En lui, « mémoire et prophétie allaient de pair », a poursuivi Michel Camdessus qui a ensuite rappelé qu’il avait rencontré Jean Paul II à deux reprises, « en raison justement du rôle que le Fonds monétaire international était appelé à jouer selon ses statuts mais surtout, à partir de 1989, pour apporter son soutien aux pays de l’Est dans la transition vers l’économie de marché ».

« Il m’a longuement parlé de l’expérience de son pays, a-t-il raconté, de la frustration de ses compatriotes devant la mollesse ou l’impuissance des grandes démocraties face à la montée des grands totalitarismes et pour finir, devant la collusion, après la fin de la guerre, avec ce qu’il appelait la honteuse répartition de Yalta qui a abandonné les pays de l’Est à l’influence soviétique pendant 40 ans ».

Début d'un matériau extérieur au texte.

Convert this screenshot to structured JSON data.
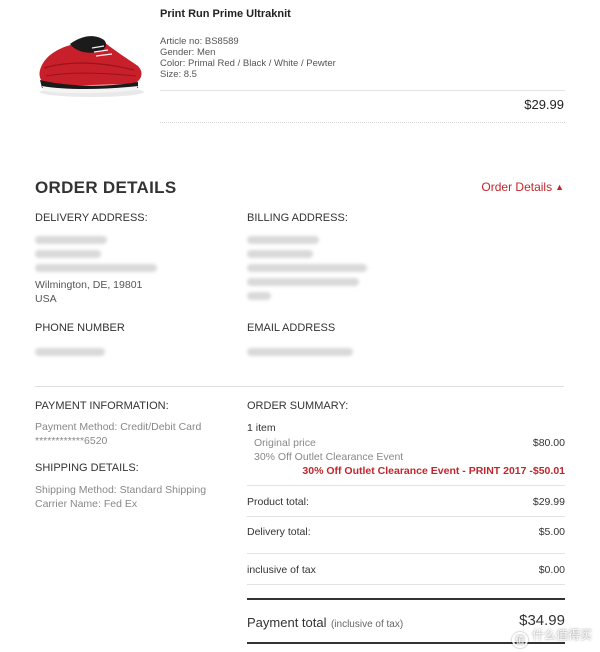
{
  "product": {
    "name": "Print Run Prime Ultraknit",
    "article": "Article no: BS8589",
    "gender": "Gender: Men",
    "color": "Color: Primal Red / Black / White / Pewter",
    "size": "Size: 8.5",
    "price": "$29.99",
    "image_icon": "running-shoe"
  },
  "order_details": {
    "title": "ORDER DETAILS",
    "toggle_label": "Order Details",
    "toggle_icon": "chevron-up",
    "accent_color": "#c0272d"
  },
  "delivery": {
    "label": "DELIVERY ADDRESS:",
    "city_line": "Wilmington, DE, 19801",
    "country": "USA"
  },
  "billing": {
    "label": "BILLING ADDRESS:"
  },
  "phone": {
    "label": "PHONE NUMBER"
  },
  "email": {
    "label": "EMAIL ADDRESS"
  },
  "payment": {
    "label": "PAYMENT INFORMATION:",
    "method": "Payment Method: Credit/Debit Card",
    "card": "************6520"
  },
  "shipping": {
    "label": "SHIPPING DETAILS:",
    "method": "Shipping Method: Standard Shipping",
    "carrier": "Carrier Name: Fed Ex"
  },
  "summary": {
    "label": "ORDER SUMMARY:",
    "items": "1 item",
    "original_price_label": "Original price",
    "original_price": "$80.00",
    "outlet_event": "30% Off Outlet Clearance Event",
    "promo": "30% Off Outlet Clearance Event - PRINT 2017 -$50.01",
    "product_total_label": "Product total:",
    "product_total": "$29.99",
    "delivery_total_label": "Delivery total:",
    "delivery_total": "$5.00",
    "tax_label": "inclusive of tax",
    "tax": "$0.00",
    "payment_total_label": "Payment total",
    "payment_total_sub": "(inclusive of tax)",
    "payment_total": "$34.99"
  },
  "watermark": {
    "text": "什么值得买",
    "icon": "zhi-logo-icon"
  }
}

De cette manière, lui avait-il dit, on a laissé s’instaurer un régime sous lequel « la Pologne a risqué de perdre son âme » et « où la lourde main de l’Etat étouffait toute créativité, chaque initiative ».

Pour le pape polonais, a-t-il ajouté, l’Occident et les institutions mondiales doivent éviter « les séductions d’un autre matérialisme, celui de la consommation et de l’économisme occidentaux, comme il l’avait défini ».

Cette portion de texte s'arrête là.